在米歴計21年。ジョージア州で生まれ、その後ケンタッキー州へ。その後、日本で高校大学時代を過ごし、就職。4年前から仕事の関係でイリノイ州シカゴ郊外在住。

アメリカで直接的な差別を受けたことはありますか?

中学校時代などに、アジア人のステレオタイプを元にからかわれることは時折ありました。パンデミック後は特に感じたことはなく、郊外では平和に過ごせています。

アメリカで“隠れた差別”やステレオタイプ、日常生活の中での違和感や恐怖を覚えたことはありますか?

南部にいた頃は初対面のアメリカ人に、自分の英語がネイティブであることに驚かれた経験があり、当時も違和感は多少ありました。(相手は喜んでいる場合が多いので、ネガティブな経験になったことはないです)

他にも、理数系が得意というステレオタイプを受けたり、「日本人の割にはっきり堂々としている」と言われたりもしましたが、イメージが先行しているとは思います。

    昨今の「アジア系、アジア人差別」についてどう考えていますか?

    特にBLMとの差異として、アジア系差別では黒人より「人種」に加えてアジア人の間での「民族」や「国家」が加わるため一層難しいと感じています。

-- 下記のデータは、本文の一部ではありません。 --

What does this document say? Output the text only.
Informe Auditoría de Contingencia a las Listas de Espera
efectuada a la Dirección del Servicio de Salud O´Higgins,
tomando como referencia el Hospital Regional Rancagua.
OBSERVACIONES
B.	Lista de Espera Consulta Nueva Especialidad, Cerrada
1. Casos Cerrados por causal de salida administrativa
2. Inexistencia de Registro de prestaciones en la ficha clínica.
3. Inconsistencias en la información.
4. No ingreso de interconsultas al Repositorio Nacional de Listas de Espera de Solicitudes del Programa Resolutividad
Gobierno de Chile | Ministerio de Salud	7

    「アジア人種間のひずみにこの世代で終止符を打てば、アジア系アメリカ人は、一般的にアメリカで認識されている“モデルマイノリティ”のような一部のエリートや嫉妬の対象ではなく、より多くのアメリカ人にとってもっと身近な存在にもなるだろう」という話を時折友人ともしています。

    今後は、より理解し合える世の中を目指したいと思います。嫌悪は不安から、不安は理解できないことから起きると考えているため、自分はまずはバイアスを持たず何事も理解できないことは純粋になぜと聞いてみることを実践していきます。

    ワシントンD.C. 在住者の声

    宮崎たま子さん・バレエダンサー

    在米歴12年。バレエダンサーとしてワシントンD.C.に住み、現在はアメリカ人の夫と1歳の娘の3人家族。

    アメリカで“隠れた差別”やステレオタイプ、日常生活の中での違和感や恐怖を覚えたことはありますか?

    パンデミック前も後も、直接的な差別を受けたことはありません。(自分が気が付いていないだけかもしれませんが…)

    しかし、アジア人差別のニュースやSNSを見ると、街中で知らない人に本当はどう思われているのかな? と気にするようになりましたね。

    昨今の「アジア系、アジア人差別」についてどう考えていますか?

    これまでアジア系、アジア人差別は、BLMほど取り上げられることはありませんでしたが、現実に目に見えて起きているのを知って残念です。

    アメリカはもっと色々な民族を受け入れているものだと思っていましたが、ミッ クスである自分の娘が、日本でもアメリカでも居づらい環境になってしまうかもしれないと思うのは悲しいですね。

    見た目だけで判断されて、危険な目に遭わざるを得ない環境だと思うと気が抜けません。こんな世の中が早く終わってほしいです。